Now that she was gone, it was as if all the nights of doubt had been justified. It was the oblivious, contented days that
I regretted. I relived them, over and over, as Molly had practiced especially difficult lines in scores, but while she eventually
mastered them, I never did.
O
UR LAST NIGHT
together was an ordinary one in every way. Molly came home from the opera, bitching about Strauss. We ate a late, quiet dinner
of chicken parmesan without Kyle, who had eaten on his own after driver’s ed and had adjourned to his room, not to be disturbed.
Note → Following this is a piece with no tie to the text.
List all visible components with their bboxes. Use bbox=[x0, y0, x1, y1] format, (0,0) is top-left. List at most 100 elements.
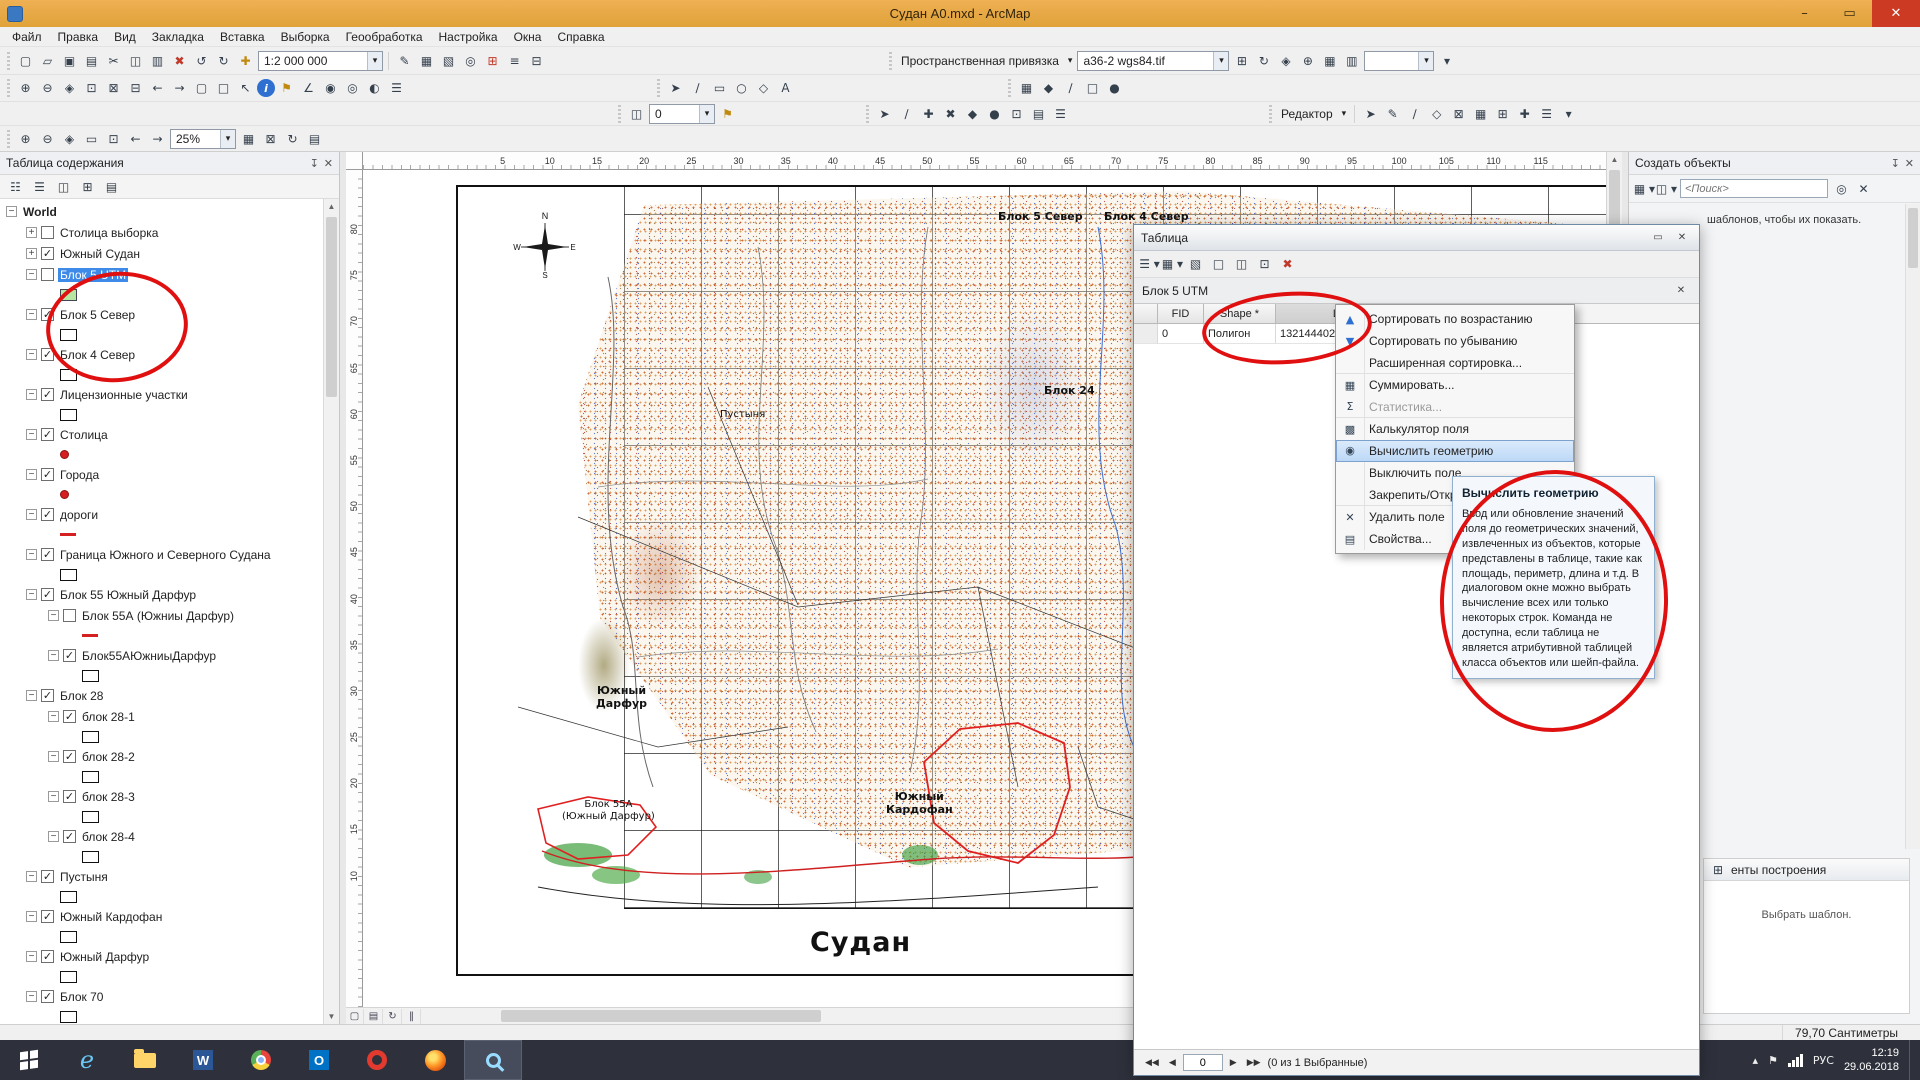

While I did the dishes, Molly went upstairs to change into a nightgown, a worn gray dowdy thing with a white collar. She came
back down and settled into her favorite armchair with a carton of mint chip ice cream, a spoon, and the book she was reading.
It was a warm night and we had the ceiling fan on in the family room; it ruffled the pages of Molly’s book, a hardcover with
yellowed paper and a dark dust jacket. (In the days after, I scoured the house for this book, but I couldn’t find it.) She
was absorbed in her reading, and as I smoked my last cigarette of the day on the couch she barely looked up from the text,
though usually she would give me subtle disapproving looks when I smoked in the house. She took dainty bites of the ice cream,
which soothed her throat. I stabbed out my cigarette in the ashtray and went over to her chair.
“So I’ll see you tomorrow after rehearsal?” I asked.
“Mm-hmm,” she said, without looking up. She dug into the ice cream and, still reading, extended the spoon to the area
where my mouth might be. “You should have a bite of this, it’s delicious,” she said.
I was full, but I leaned over slightly and took the ice cream. I held it in my mouth for a moment and let it melt, my cold,
sweet substitute for a goodnight kiss. Halfway up the stairs, I turned to see my wife observing me with a studious, neutral
expression. It was the look she might have subjected me to when trying to decide if a piece of spinach was still stuck between
my teeth.
“Good night, Molly,” I said.
There was a barely audible pause, an eighth or quarter note rest that might have meant more to her musical ear than it did
to mine. Then she replied, “Good night, Sven.”